My wife has a former boss, an arts administrator, that is/was married to an engineer. At the time I met them, they were civil to each other, but essentially separated. For financial reasons, he lived in the basement instead of in his own apartment. It was kind of sad, but the joke around our house (being an arts administrator/engineer couple) is that if I don’t watch my step, I’ll find myself in the basement. Up until now, we haven’t had a basement, so it was a hollow threat.
But now we do. And here I am, in the basement.
Actually, it’s just my computer that moved to the basement to make room in the guest room… for guests. So if anyone wants to stay over, they don’t have to sleep under a computer desk.

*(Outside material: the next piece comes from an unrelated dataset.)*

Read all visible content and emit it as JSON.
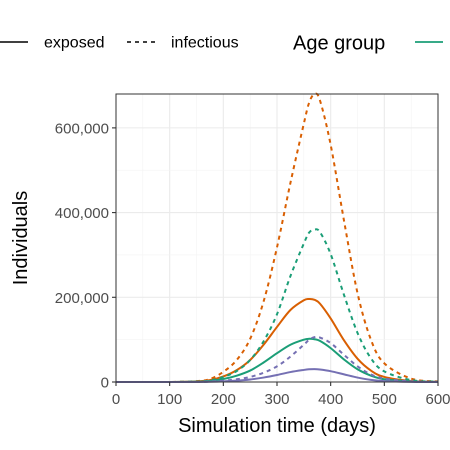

I had to wire up a phone line. The line that was in this room crumbled to dust in my hands, and turned out not to be live anyway. I wandered around with a flashlight trying to make sense of the serpentine maze of telephone wires crisscrossing the basement ceiling. I found what may or may not be the nexus of phone wiring in our house. If it is, it’s a piss poor one. Add another task to the 2 page home improvement list: straighten out the phone wires.
I’ll get right on that… probably around 2015.
Welcome to the laboritory
I have several thousand feet of Cat 5 cable if you want really nice phone cable. And if you want to wire a network (very second millennium) it’s good for that too.
Re: Welcome to the laboritory
We have two computers, and I was thinking of doing a wireless network. The other’s a laptop, so it would be nice for it to be as portable as possible.
I’ll consider the CAT5 for the phone stuff, should I get to that stage. Does CAT5 have twisted pairs inside? I’ve never looked.
Re: Welcome to the laboritory
Cat 5 has 4 twisted pairs (with 5 twists per linear foot, thus Category 5)
So you can run two “enhanced” phone lines or four regular phone lines.
Dear younger me,
It is now 2016. I still haven’t fixed the phone wires. But we don’t have a landline, so… little motivation anymore.